Impara l’arte e… mettila in collegio
Recitare, suonare, dipingere, creare: i collegi dell’Università Cattolica del Sacro Cuore ospitano ragazzi e ragazze che fanno dell’arte, in ogni sua declinazione, una ragione di vita, da condividere anche e soprattutto tra le mura delle residenze.
Nel 1965 Bartolomea “Mea” Tabanelli, direttrice del collegio Marianum, in sede di un convegno di studi sui collegi universitari sottolineò una caratteristica fondamentale e fondativa della missione educativa e autoeducativa dell’esperienza collegiale: «È soprattutto per questa ricchezza di vita in comune che il collegio costituisce un momento particolarmente intenso della vita universitaria e avvalora ogni espressione di ricerca, di raccoglimento, di discussione, di incontro». Mettere a frutto chi si è e cosa si ama fare: accanto al proprio quotidiano, i ragazzi e le ragazze che frequentano l’Università Cattolica possono condividere anche le proprie inclinazioni artistiche, portando all’interno delle mura collegiali passioni nate prima degli anni universitari e poi sviluppate, donate, messe a servizio del collegio, una “seconda famiglia” che a sua volta supporta e sostiene come può il talento di chi vive l’arte.

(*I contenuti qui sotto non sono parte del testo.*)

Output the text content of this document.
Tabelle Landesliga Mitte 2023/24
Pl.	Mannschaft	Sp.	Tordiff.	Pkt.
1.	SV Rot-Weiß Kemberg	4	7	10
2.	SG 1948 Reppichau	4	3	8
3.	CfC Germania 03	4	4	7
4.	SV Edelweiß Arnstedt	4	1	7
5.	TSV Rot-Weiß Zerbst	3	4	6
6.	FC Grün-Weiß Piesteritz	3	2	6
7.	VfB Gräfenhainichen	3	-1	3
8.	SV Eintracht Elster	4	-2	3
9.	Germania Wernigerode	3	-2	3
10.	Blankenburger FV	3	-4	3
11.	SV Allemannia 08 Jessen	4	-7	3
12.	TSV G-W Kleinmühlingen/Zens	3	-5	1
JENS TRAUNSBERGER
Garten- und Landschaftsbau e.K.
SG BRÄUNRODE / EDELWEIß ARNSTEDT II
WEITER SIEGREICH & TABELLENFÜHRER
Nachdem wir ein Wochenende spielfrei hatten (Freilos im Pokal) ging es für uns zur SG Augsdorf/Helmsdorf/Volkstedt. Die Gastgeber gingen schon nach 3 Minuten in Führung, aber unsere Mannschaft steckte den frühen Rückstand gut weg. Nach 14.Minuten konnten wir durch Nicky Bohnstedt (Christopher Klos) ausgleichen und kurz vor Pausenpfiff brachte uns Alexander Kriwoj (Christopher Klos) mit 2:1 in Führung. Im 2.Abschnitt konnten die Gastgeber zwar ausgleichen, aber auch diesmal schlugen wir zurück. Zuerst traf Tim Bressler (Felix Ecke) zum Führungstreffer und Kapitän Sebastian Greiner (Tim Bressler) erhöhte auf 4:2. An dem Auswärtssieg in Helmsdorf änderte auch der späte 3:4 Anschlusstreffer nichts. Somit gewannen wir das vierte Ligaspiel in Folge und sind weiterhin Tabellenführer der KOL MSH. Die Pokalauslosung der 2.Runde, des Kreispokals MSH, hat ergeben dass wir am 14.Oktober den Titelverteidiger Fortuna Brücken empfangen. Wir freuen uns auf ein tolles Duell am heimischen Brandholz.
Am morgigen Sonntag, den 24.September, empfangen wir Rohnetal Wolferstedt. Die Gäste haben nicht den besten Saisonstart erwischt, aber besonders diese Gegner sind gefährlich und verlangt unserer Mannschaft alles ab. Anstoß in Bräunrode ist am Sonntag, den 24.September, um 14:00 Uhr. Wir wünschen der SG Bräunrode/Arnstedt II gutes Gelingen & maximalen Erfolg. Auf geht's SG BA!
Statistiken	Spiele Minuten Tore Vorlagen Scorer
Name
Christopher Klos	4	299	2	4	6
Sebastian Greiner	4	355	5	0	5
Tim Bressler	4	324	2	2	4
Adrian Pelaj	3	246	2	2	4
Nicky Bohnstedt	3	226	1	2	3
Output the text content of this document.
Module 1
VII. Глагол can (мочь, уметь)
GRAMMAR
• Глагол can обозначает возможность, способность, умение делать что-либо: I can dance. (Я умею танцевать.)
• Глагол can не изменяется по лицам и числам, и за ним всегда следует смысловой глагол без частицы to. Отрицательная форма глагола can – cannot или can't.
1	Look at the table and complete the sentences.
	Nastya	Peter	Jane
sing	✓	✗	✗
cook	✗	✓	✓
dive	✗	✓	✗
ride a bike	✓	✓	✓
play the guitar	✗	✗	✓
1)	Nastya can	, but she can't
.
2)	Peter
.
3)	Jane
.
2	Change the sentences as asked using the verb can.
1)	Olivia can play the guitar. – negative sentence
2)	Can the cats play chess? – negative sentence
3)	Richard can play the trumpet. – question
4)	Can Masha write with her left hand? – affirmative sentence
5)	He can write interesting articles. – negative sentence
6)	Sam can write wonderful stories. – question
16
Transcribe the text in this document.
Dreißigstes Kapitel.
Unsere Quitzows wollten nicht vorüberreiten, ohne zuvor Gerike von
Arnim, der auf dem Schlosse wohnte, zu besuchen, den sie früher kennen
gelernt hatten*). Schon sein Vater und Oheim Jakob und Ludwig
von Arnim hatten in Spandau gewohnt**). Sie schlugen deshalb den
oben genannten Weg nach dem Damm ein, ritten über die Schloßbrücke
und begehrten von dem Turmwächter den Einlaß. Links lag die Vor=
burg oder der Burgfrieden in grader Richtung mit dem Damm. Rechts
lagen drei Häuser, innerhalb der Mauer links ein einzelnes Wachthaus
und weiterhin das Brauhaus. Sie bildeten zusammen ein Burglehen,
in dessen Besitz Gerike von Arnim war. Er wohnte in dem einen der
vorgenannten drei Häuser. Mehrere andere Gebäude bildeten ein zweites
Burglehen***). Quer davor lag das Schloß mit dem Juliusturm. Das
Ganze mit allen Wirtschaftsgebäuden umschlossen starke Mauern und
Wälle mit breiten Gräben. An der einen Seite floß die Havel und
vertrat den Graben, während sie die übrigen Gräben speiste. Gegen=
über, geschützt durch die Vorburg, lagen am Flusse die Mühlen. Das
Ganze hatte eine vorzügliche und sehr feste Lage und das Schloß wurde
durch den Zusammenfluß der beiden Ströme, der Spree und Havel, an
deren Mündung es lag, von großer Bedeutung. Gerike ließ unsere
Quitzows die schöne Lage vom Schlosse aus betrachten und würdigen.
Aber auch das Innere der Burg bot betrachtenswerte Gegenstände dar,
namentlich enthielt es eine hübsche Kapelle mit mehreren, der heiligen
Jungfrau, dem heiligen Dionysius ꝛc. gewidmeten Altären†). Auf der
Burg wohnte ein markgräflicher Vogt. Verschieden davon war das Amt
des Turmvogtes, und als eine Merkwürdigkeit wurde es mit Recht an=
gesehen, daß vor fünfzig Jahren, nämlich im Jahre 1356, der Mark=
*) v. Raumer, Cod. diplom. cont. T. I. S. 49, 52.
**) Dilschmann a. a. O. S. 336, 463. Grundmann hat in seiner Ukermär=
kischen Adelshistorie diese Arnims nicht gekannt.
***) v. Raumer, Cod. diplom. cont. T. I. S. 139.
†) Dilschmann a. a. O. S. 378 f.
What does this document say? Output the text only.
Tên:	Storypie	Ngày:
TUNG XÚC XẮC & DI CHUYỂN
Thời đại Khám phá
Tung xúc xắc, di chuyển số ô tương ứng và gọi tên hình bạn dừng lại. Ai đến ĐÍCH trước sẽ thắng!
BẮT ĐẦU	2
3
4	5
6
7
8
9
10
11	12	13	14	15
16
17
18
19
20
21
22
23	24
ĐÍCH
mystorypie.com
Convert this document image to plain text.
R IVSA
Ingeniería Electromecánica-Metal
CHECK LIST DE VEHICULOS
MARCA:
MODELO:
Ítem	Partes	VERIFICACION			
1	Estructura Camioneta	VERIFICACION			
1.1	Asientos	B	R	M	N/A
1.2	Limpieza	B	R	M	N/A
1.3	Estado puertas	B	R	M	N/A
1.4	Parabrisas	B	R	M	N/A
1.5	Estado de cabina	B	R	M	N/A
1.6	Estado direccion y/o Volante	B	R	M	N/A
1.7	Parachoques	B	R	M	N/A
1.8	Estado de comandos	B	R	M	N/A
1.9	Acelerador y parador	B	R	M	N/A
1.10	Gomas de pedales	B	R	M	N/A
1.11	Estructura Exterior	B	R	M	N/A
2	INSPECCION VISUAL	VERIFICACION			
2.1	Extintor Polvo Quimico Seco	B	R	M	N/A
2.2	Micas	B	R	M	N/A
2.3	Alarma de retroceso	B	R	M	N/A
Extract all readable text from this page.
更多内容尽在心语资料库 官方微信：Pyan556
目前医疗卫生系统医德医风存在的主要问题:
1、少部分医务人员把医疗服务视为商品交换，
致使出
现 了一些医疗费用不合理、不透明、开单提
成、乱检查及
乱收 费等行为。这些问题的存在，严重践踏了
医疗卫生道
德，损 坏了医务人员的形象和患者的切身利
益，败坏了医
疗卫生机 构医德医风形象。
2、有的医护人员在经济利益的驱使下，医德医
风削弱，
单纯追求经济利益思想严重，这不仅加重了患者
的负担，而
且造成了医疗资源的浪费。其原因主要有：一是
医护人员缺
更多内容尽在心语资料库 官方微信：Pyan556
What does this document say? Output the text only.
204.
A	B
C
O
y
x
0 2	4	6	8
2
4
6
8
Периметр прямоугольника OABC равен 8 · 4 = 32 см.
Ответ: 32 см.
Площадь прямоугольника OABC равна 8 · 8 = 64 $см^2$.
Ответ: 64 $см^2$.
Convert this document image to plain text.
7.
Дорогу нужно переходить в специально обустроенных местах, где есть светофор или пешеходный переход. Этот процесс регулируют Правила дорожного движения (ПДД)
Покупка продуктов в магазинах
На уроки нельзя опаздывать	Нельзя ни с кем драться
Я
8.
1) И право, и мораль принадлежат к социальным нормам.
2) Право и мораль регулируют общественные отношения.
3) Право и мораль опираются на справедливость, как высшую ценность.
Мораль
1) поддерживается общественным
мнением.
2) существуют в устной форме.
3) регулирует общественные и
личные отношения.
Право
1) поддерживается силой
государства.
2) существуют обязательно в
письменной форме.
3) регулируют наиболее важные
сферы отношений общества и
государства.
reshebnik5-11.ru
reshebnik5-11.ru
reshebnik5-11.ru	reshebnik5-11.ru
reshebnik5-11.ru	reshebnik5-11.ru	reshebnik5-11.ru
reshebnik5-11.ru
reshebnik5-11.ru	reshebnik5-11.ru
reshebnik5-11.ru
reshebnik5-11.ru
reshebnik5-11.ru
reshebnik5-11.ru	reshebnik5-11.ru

Annalisa, per esempio, si è avvicinata al teatro all’età di nove anni, grazie alla sezione Fernando Balestra dell’Accademia d’Arte del Dramma Antico della Fondazione Inda, e da Siracusa ha portato la sua passione fino al colloquio sostenuto per l’ammissione al collegio Marianum e alla laurea triennale in Lettere moderne con curriculum Artistico teatrale. Annalisa racconta: «Il collegio mi ha aiutato a sostenere e alimentare la mia passione, in primis coinvolgendomi fin dai primi giorni in attività di intrattenimento con elementi teatrali, spettacoli di festa durante il periodo natalizio e durante le occasioni di attività intercollegiale verso la fine dei vari anni scolastici. Anche l’Università Cattolica mi ha dato la possibilità di prendere parte a occasioni in cui sono “salita sul palcoscenico”, da I giusti continuano a leggere di Vita e Pensiero agli spettacoli della compagnia “Ai due chiostri”».
Stare in collegio e potersi esprimere liberamente, che sia recitando o partecipando con la commissione Giornalino alla stesura di contributi per il Marianum Post, è qualcosa che per Annalisa si incastra alla perfezione: «Faccio teatro perché mi fa stare bene e mi aiuta, e in collegio ho trovato chi mi sostiene e mi comprende. In collegio ho trovato una dimensione nuova su misura per me, stando qui ho realizzato la mia speranza di poter raccontare una storia attraverso quello che faccio, permettendomi di essere chi voglio essere e di diventare chi voglio diventare».
Invece, prima del Paolo VI la “seconda casa” di Giulia è stata la scuola di danza del piccolo paese siciliano da cui proviene: ci passava ogni pomeriggio, appassionandosi prima alla danza contemporanea e moderna, poi all’hip hop, alla classica, al latinoamericano. «Grazie all’incoraggiamento e al sostegno dei miei maestri, ho potuto sperimentare tanto, e ho capito che la danza è tante cose diverse. La classica per esempio è disciplina, ricerca della linea e della forma, ma non solo: è anche consapevolezza e conoscenza del proprio corpo, è imparare ad apprezzarsi anche quando non è semplice farlo». A far veramente vibrare il cuore di ballerina di Giulia però è la danza moderna e contemporanea, quella «che mi dà la possibilità di sfogarmi quando ho una giornata “no”, di immedesimarmi nelle storie e nei personaggi che sto raccontando, nelle parole delle canzoni, nelle vesti di qualcuno che non sono io».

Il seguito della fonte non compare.